Le dispositif ISF PME devrait être pérennisé pendant toute la durée du quinquennat, si l’on en croit les déclarations les plus récentes du chef de l’État. C’est une excellente nouvelle pour l’écosystème de l’innovation. ISF PME était devenu une des sources uniques de financement des start-ups en France, avec près d’un milliard d’euros ainsi investi dans leur capital.

Mais force est de constater que le dispositif a suscité des effets pervers. Après l’avoir condamné, les opérateurs classiques du Capital Investissement l’ont récupéré en grande partie en captant l’essentiel de la manne grâce à leurs réseaux traditionnels de collecte. Et ces capitaux sont très souvent allés soutenir des secteurs traditionnels de l’économie (des crèches, des actifs industriels…), sans vraie prise de risques. L’équation proposée au souscripteur était alors de retrouver leur mise initiale après 5 ans, ce qui compte tenu du taux de réduction fiscale actuel de 50 % génère un retour sur investissement inégalable (deux fois la mise en 5 ans).

Cette utilisation sans risque d’un argent public devenu rare et cher ne peut plus durer. Il faut clairement corréler risque et avantage fiscal dans des termes renouvelés d’un échange construit avant tout pour l’intérêt général. C’est d’ailleurs ce que viennent de faire les Anglais, champions du tapis rouge. Il existe chez eux un mécanisme (EIS) permettant à un particulier de déduire 30 % de son investissement au capital des PME au sens large ; ils viennent d’y adjoindre un mécanisme ciblé sur l’innovation (SEIS), réservé aux entreprises très jeunes et très fragiles, avec un taux de réduction boosté à 50 %. Les allemands, à travers leur organisme KFW corrèlent également leur soutien financier au niveau d’innovation. Sait-on qu’il y a aujourd’hui plus de start-ups à Berlin que dans la Silicon Valley ?

Il y a en France un talent fou pour innover, et des entrepreneurs extrêmement courageux et ambitieux. Il y a en France des acteurs nouveaux dans le Capital Risque, qui acceptent de prendre de vrais risques et viennent occuper le segment traditionnellement déserté des tours de table entre 200 K€ (où s’arrêtent les Business Angels) et 1 M€ (où commencent les fonds d’investissement classiques). Il faut que les soutiens fiscaux soient fortement orientés sur cette zone particulière, historiquement mortifère parce que les fonds et les banquiers ne sont pas encore là, alors que les retards inévitables creusent les pertes et les besoins de trésorerie.

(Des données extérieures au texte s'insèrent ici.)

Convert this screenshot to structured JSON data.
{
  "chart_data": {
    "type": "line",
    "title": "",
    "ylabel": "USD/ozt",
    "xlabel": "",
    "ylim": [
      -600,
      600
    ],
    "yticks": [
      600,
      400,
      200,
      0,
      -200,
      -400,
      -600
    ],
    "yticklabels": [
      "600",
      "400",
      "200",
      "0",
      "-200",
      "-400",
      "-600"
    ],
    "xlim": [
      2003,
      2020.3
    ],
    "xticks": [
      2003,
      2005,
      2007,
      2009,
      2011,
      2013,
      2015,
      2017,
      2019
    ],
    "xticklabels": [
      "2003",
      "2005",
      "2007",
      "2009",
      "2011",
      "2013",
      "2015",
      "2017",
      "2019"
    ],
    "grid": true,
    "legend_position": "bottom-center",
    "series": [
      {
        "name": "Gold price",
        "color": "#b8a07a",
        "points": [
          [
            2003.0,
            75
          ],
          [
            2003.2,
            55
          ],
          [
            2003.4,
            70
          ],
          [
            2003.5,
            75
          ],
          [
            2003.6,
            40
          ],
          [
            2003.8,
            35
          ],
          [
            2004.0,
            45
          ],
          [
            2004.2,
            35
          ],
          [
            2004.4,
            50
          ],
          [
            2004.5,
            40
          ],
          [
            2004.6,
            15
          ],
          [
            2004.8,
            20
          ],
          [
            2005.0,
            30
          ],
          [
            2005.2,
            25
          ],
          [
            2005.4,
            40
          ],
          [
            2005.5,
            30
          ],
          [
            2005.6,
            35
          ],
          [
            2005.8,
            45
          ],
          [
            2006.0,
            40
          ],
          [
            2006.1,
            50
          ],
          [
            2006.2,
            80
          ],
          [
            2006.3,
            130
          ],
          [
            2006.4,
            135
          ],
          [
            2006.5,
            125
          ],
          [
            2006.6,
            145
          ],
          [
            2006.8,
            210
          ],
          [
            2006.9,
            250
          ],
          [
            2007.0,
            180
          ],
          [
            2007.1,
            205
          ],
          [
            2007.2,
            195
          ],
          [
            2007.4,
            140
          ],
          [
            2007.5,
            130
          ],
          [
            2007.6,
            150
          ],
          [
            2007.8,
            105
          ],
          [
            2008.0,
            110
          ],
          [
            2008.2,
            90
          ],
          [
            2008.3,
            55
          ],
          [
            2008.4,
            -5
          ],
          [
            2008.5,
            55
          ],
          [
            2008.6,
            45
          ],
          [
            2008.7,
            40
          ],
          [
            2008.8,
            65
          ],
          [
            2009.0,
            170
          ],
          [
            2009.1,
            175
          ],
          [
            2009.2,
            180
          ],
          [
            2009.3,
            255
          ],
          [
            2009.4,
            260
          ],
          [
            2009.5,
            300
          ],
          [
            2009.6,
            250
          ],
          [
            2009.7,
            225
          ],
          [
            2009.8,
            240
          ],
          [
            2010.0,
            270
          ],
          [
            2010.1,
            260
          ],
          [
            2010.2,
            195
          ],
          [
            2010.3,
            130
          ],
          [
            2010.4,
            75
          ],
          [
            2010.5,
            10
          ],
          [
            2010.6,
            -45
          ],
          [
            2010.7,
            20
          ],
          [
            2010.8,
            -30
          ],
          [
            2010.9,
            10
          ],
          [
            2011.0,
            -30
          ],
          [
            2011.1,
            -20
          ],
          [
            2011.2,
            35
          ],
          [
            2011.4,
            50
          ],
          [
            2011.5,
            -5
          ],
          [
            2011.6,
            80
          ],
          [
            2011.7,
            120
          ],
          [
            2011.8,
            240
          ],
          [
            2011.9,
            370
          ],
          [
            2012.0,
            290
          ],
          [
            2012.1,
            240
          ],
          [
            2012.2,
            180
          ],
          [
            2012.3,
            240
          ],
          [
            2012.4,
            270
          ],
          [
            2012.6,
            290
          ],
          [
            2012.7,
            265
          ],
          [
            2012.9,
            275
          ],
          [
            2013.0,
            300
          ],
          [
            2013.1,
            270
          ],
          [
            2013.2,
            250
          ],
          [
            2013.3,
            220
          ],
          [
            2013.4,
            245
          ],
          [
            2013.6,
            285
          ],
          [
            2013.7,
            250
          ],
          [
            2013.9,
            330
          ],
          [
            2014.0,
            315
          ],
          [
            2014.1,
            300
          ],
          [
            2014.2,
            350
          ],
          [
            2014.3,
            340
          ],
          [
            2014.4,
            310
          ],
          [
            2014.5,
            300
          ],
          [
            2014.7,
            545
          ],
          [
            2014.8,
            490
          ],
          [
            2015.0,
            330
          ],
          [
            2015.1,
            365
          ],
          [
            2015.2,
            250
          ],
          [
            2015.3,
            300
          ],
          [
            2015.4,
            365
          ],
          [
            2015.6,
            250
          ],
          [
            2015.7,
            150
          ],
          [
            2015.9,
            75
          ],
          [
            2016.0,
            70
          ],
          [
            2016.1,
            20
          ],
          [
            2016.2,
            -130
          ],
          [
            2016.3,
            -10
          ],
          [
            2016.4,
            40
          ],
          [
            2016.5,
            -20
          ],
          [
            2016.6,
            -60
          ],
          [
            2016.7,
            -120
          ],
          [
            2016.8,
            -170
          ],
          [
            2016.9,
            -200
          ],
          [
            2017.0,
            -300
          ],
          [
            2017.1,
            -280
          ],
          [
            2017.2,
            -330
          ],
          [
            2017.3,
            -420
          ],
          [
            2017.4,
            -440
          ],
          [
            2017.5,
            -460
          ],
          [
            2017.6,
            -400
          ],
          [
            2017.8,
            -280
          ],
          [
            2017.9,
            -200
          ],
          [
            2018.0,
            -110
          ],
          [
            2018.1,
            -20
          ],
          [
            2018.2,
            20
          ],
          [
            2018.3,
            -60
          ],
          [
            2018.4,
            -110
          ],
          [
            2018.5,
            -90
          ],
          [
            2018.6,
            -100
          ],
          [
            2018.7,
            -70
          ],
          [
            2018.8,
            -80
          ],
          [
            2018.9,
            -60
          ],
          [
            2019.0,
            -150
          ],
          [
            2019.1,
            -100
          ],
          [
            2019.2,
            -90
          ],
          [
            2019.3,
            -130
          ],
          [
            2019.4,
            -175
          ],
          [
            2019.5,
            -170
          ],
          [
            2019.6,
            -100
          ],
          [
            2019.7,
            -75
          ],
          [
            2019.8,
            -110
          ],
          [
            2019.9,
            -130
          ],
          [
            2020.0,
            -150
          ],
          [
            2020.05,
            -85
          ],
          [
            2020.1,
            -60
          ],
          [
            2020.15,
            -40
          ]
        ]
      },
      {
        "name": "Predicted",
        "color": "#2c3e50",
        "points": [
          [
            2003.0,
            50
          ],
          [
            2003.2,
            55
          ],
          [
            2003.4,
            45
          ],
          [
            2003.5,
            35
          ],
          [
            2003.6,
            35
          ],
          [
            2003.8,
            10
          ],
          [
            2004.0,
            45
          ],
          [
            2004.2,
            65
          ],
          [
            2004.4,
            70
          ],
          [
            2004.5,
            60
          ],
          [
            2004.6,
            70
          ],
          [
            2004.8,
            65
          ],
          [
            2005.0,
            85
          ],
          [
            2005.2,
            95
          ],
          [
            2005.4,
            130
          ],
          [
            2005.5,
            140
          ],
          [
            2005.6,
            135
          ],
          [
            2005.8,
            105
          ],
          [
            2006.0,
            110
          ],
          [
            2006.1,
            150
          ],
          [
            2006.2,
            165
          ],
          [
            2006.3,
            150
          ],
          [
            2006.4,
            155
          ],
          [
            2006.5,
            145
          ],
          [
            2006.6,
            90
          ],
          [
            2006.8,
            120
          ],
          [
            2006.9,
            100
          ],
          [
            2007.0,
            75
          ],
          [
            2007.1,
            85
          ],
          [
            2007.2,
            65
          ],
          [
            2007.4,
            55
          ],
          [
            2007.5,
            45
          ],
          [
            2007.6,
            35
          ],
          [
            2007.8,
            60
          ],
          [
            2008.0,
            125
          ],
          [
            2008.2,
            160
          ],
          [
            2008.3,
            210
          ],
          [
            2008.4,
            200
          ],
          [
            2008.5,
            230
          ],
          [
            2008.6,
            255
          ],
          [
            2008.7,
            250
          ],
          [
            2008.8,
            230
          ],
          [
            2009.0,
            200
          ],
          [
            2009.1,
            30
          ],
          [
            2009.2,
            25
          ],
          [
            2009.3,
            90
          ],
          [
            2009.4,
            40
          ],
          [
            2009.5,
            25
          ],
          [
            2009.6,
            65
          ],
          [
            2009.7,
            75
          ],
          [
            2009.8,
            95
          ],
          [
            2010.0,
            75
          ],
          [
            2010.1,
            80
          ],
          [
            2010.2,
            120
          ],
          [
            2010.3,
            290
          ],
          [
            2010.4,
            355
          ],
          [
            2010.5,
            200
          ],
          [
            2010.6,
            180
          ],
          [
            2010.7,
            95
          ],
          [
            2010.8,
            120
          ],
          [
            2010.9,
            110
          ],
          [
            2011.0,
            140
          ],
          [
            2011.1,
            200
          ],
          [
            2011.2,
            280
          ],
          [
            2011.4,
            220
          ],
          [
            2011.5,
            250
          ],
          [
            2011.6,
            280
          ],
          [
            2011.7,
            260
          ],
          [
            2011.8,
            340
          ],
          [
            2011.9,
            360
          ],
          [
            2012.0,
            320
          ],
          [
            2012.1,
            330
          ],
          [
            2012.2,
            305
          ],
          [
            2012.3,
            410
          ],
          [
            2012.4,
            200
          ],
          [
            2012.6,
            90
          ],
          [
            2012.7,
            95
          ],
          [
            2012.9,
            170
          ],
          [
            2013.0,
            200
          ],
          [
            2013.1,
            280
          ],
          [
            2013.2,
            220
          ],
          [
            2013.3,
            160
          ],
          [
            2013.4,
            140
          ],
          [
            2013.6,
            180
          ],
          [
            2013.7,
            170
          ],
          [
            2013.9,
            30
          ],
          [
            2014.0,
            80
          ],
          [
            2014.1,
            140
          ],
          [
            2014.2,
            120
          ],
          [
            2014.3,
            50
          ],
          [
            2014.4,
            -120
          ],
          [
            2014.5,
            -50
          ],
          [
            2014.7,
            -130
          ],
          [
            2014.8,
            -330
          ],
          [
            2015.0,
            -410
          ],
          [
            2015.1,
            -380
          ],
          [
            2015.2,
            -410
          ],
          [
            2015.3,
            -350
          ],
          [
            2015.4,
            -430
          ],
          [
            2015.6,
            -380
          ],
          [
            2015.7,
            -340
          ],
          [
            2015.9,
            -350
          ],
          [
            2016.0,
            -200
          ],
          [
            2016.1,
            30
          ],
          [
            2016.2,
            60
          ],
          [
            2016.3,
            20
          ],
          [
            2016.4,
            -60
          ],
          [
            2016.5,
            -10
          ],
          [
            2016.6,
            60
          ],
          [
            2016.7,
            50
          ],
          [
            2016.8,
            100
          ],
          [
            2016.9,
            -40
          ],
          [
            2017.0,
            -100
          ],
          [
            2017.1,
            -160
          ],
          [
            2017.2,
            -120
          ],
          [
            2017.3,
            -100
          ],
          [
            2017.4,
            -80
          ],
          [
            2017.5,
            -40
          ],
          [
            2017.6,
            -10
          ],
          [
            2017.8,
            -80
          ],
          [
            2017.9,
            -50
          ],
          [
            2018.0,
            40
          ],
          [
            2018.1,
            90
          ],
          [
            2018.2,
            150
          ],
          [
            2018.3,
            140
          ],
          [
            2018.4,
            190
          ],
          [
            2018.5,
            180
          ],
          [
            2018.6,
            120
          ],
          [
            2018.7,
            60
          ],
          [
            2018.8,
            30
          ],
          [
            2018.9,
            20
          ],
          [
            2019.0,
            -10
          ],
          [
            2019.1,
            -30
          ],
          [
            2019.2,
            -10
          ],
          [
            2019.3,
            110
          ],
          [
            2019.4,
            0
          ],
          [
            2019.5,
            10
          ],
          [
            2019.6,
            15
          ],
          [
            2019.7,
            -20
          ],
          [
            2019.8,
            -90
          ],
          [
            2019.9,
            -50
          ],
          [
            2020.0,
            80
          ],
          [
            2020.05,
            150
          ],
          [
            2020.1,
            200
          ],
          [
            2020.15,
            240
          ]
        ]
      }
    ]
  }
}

J’ajoute que cet effort fiscal n’est pas un coût pour l’État, mais un investissement. Lorsque l’État « abandonne » 100 de recettes fiscales, le particulier injecte 200 en capitaux propres dans l’économie. Suivent alors 200 de soutiens divers agissant sur la règle du 1 pour 1 (Oséo, co-investisseurs de structures régionales…). Puis le banquier, rassuré par le niveau des fonds propres ainsi rassemblés (400), apporte un concours (dettes moyen terme, prêts court terme…) à hauteur de 200 à 300. Pour 100 orientés par l’État dans l’économie réelle, 600 à 700 ont été injectés dans l’innovation et les emplois de demain. S’y ajouteront les Crédits Impôt Recherche et autres aides diverses.

Il n’existe tout simplement pas de mécanisme aussi vertueux pour soutenir le futur. Et pour mobiliser l’épargne dans les financements longs de l’économie (rappelons que l’assujetti ISF a au départ doublé le montant de son ISF pour bénéficier de ce mécanisme), une volonté clairement affichée, une nécessité incontournable.

Les pays qui s’enrichissent ne sont pas ceux qui inventent, mais ceux qui transforment les inventions en activités économiques, c’est une constante de l’humanité.